I didn't know a single thing about this book when I started reading it. In fact, it took me over 100 pages before I realized I never even peeked at the author bio inside the book jacket. It was in that moment that I learned this was Delia Owens' first work of fiction. She has a BS in Zoology and a PhD in Animal Behavior. She is the co-author of three non-fiction books about her life as a wildlife scientist in Africa. She is also the winner of the John Burroughs Award for Nature Writing.
Those credentials explain how and why Where the Crawdags Sing has the most beautiful, descriptive nature writing I've ever read. Owens makes a marsh in North Carolina feel like the most revered and fascinating location on earth.

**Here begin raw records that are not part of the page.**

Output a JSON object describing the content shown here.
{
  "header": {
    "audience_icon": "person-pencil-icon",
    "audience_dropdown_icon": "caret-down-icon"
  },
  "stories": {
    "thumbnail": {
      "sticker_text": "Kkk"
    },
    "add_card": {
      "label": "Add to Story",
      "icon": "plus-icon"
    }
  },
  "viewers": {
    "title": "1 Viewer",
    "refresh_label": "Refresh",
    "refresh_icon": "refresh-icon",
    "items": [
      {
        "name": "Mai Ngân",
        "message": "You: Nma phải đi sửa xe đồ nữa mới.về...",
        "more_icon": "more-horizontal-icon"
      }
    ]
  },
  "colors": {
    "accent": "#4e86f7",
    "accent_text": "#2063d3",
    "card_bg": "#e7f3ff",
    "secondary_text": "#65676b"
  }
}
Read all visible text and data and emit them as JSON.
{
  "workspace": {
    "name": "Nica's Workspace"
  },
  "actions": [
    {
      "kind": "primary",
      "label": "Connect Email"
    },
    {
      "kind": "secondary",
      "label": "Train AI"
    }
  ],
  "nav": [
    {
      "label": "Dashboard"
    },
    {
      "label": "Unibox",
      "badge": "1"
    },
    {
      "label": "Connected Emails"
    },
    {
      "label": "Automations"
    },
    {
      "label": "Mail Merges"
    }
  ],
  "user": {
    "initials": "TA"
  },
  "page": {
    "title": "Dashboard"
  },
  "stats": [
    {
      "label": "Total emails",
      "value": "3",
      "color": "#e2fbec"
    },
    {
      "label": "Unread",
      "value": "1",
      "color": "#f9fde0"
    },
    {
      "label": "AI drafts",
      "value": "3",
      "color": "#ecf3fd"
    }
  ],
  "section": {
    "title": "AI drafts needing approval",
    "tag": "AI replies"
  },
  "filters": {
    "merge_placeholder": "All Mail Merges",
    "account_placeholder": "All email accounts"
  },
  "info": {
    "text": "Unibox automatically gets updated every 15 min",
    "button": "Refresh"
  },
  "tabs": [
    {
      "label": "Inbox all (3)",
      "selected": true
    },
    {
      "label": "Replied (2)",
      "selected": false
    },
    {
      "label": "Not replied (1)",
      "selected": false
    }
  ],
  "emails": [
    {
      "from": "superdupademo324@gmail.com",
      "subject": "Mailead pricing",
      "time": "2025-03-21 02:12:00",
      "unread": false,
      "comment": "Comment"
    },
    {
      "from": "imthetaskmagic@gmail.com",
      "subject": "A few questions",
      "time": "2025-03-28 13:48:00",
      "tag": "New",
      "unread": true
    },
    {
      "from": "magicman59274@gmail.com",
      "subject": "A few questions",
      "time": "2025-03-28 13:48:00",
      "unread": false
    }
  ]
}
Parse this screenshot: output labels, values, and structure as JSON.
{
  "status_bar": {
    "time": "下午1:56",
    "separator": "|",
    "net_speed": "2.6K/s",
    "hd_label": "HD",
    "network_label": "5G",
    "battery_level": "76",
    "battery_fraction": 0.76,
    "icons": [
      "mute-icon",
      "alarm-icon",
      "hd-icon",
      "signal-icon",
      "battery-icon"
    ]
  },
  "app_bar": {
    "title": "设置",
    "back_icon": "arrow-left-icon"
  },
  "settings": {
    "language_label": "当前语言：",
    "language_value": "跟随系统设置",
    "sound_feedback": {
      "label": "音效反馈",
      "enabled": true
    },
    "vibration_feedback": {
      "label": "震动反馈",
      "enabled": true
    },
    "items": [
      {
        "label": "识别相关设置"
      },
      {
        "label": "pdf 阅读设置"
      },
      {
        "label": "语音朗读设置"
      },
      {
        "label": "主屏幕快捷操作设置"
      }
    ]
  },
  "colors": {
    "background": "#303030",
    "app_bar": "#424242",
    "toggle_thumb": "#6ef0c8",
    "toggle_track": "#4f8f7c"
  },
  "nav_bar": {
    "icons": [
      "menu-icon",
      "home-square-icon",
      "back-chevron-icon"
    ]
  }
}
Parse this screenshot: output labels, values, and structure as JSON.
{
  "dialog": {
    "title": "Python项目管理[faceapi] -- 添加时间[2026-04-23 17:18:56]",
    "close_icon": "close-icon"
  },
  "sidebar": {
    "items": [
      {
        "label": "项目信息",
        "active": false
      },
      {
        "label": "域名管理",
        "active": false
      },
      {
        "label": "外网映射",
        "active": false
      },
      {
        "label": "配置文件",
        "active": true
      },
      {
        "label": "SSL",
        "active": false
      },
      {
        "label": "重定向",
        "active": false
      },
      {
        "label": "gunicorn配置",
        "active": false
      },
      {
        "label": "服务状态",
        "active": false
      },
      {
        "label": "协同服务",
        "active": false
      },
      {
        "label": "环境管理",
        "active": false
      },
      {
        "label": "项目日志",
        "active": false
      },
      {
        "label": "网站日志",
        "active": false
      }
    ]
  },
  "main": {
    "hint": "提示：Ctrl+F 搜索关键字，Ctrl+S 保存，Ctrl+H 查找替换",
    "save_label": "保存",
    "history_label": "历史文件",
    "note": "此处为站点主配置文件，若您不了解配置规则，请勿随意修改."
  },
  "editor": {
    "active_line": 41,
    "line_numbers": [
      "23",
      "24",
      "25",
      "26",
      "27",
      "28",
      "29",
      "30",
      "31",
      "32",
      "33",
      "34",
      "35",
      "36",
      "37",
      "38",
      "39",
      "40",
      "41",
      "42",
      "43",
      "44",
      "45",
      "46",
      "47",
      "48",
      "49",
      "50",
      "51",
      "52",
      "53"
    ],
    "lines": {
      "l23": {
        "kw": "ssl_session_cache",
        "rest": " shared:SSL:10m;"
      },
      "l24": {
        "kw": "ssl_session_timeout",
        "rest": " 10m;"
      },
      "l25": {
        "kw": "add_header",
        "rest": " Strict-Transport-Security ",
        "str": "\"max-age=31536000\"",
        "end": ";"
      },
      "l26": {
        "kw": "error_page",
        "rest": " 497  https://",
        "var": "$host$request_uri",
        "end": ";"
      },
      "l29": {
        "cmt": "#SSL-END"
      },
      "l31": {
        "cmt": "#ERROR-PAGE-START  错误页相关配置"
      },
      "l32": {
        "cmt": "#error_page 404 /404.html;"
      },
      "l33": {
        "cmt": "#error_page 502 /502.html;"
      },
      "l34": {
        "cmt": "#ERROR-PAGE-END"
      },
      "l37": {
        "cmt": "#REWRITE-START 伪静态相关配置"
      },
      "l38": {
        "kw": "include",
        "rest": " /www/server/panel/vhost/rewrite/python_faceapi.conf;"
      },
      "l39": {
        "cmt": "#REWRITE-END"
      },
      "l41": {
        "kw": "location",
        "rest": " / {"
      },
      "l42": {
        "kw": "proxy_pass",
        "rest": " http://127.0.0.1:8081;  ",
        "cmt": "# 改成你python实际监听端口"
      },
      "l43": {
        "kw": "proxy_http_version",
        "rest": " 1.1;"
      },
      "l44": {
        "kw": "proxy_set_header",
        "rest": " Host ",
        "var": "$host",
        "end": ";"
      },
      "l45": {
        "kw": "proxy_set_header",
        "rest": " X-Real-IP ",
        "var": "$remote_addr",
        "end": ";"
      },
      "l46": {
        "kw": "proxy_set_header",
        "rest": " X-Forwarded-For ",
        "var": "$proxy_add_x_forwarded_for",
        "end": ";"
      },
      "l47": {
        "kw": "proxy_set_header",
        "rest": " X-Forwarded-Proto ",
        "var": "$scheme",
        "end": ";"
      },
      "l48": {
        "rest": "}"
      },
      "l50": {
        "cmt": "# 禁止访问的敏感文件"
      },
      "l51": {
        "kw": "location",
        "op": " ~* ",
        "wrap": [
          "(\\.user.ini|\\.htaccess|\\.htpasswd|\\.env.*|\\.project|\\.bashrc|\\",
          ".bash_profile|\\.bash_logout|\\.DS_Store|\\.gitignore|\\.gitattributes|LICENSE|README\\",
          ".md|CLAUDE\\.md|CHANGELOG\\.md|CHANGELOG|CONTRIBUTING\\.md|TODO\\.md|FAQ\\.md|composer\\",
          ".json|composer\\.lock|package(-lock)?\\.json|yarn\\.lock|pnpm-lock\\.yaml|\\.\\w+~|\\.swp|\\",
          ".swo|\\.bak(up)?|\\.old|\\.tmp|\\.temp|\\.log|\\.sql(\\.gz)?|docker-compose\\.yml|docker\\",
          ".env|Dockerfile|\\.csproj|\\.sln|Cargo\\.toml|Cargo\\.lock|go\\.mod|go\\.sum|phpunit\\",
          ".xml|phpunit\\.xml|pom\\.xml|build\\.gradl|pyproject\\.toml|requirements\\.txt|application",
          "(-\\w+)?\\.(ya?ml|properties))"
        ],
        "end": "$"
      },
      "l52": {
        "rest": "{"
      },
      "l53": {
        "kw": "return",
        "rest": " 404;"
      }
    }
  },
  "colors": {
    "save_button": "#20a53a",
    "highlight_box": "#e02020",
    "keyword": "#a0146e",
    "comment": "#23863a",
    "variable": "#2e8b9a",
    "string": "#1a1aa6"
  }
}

The story centers around Kya Clark, a young girl abandoned many times over. First by her mother, then her older brother and finally, her father. Kya learns to fend for herself, surviving completely alone in a cabin off the marsh. She befriends a man named Jumpin' who sells boat fuel and other necessities at the dock in town. Jumpin' and his wife Mabel help Kya out in any way they can.
Eventually she opens her heart to a boy name Tate Walker. They bond when Tate offers to teach her how to read. Their relationship brings her a tranquility she hasn't had in years. On page 46, "Alone, she'd been scared, but that was already humming excitement. There was something else, too. The calmness of the boy. She'd never known anybody to speak or move so steady. So sure and easy. Just being near him, and not even that close, had eased her tightness. For the first time since Ma and Jodie left, she breathed without pain; felt something other than the hurt. She needed this boat and that boy."
Kya and Tate's relationship is my favorite element of the book. I don't want to give away too much, but I will say - if this were to become a movie, the Kya / Tate relationship will be the heartbeat of the film. I've already been having so much fun imagining who they would cast!
Where things get very interesting is in the second half of the book, when Kya (always a town outcast) is accused of murdering the golden boy, Chase Andrews. Chase was the quintessential high school star - charming, football player, perky blond girlfriend. Unbeknownst to his adoring parents, Chase had begun a relationship with Kya, visiting her often at her cabin.
On the morning Chase's body is found, the police begin an investigation that leads them to Kya's door. What follows is a murder trial and a torturous time for Kya in prison, wondering how she will survive if she's permanently separated from the marsh - her one true love.
I refuse to give away the ending, but let's just say, it's shocking! There are several reveals that happen in the final 10 pages.
I was beyond impressed with Delia Owens. You would never know this was her first work of fiction because it's masterful. It has a deep sense of place, complicated characters and a plot that continues to reel you in.
In addition to the primary story, she also wrote all of the poems that appear throughout the book. In that way, this book reminded me a bit of Daisy Jones & The Six, where author Taylor Jenkins Reid wrote all the songs lyrics for the band at the center of the story.
I cannot recommend Where the Crawdags Sing enough. Pick it up for yourself or give it as a holiday gift to a fellow bookworm!